Comme souvent au cinéma, le générique est pensé comme une note d’intention : depuis l’extérieur, séparée par une vitre, la caméra semble espionner des gens déambulant dans des bureaux. Puis quelqu’un ouvre brusquement la porte et pénètre dans la pièce dans laquelle nous semblions voués à patienter. Par ce procédé, l’air de rien, l’idée d’un interrogatoire sous forme de huis clos est immédiatement mise en scène, avant même que l’action commence : la caméra crée un espace, filme d’abord le monde extérieur avant d’être rejointe par les personnages, comme si elle (et donc nous) était elle-même le suspect attendant d’être cuisiné par ses geôliers.

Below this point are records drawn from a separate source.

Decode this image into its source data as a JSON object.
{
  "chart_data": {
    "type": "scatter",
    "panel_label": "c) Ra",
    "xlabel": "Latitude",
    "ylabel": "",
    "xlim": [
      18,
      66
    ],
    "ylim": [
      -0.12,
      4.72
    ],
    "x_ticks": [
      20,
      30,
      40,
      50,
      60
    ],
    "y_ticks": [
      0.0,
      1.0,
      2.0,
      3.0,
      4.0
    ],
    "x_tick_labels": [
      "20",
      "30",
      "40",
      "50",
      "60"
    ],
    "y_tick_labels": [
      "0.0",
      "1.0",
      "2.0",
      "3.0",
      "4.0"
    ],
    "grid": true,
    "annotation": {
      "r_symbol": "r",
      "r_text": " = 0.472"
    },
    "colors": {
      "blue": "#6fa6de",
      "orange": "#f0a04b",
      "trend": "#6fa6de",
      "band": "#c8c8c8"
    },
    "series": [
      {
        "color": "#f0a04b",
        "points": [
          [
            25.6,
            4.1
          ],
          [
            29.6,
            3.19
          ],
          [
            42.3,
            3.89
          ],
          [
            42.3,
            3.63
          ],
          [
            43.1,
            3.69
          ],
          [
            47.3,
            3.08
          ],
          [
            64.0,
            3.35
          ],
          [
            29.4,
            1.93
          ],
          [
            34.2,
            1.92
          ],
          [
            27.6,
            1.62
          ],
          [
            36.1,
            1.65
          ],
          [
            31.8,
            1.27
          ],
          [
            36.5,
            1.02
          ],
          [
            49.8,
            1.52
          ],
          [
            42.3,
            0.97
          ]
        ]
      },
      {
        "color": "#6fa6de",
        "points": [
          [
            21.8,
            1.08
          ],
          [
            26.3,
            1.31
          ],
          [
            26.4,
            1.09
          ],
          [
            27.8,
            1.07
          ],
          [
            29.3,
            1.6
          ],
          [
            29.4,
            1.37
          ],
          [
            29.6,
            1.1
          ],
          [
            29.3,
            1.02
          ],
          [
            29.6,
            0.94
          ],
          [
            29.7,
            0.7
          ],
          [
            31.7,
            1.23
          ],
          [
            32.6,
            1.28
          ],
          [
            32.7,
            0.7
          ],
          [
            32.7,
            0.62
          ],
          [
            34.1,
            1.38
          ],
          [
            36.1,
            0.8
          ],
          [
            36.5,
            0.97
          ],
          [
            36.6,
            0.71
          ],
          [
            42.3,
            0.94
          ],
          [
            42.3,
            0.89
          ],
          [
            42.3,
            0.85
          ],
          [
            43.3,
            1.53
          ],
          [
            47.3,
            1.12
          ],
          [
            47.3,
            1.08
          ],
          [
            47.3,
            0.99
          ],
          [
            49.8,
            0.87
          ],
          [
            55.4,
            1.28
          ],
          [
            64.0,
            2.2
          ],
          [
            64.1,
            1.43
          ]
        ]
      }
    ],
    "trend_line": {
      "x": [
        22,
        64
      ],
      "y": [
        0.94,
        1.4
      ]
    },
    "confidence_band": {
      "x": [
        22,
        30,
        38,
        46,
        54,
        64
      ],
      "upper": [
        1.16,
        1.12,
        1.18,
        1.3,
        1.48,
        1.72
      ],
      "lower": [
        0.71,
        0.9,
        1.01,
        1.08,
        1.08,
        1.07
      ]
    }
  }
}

Nous sommes le soir de la Saint Sylvestre, et pourtant aucune chaleur ni festivité n’émane de ces lieux. C’est la nuit, il pleut fort, les vitres dégoulinent en rideaux et le bruit de l’averse est étouffé par les cloisons épaisses de ces intérieurs bureaucratiques froids et silencieux. Les hommes ont l’air grave et fument sans arrêt. Dans cet espace intérieur, confiné et immobile de la salle d’interrogatoire, dans laquelle nous sommes enfermés pour un bon bout de temps avec les personnages, seule la mise en scène et le montage peuvent redonner vie et mouvement. Aussi la caméra alterne-t-elle intelligemment entre les « simples » champs/contre-champs et les travellings : travellings avants, pour scruter progressivement les visages et étouffer l’interrogé ; travellings horizontaux pour suivre l’inspecteur tourner, tel un oiseau de proie, autour du siège du suspect. Les discussions sont ainsi rendues dynamiques, alors même qu’elles tournent en rond un long moment et ne semblent que trop rarement progresser. Le montage nous évite d’ailleurs de ressentir nous-mêmes cette relative inertie : en intercalant des plans fixes des lieux cités, ou encore des reconstitutions de scènes clés de l’histoire ressassée par les personnages, le film s’octroie de vraies respirations hors de l’espace clos du commissariat. Ces échappées imaginaires aident à cartographier le récit, à remonter le fil avec les personnages ; et on ne sait évidemment jamais si ce sont véritablement des flashbacks ou seulement des fictions illustrant le propos tenu sur le moment, peut-être mensonger. Bref, du point de vue de la réalisation et du rythme, Garde à vue est un quasi sans-faute.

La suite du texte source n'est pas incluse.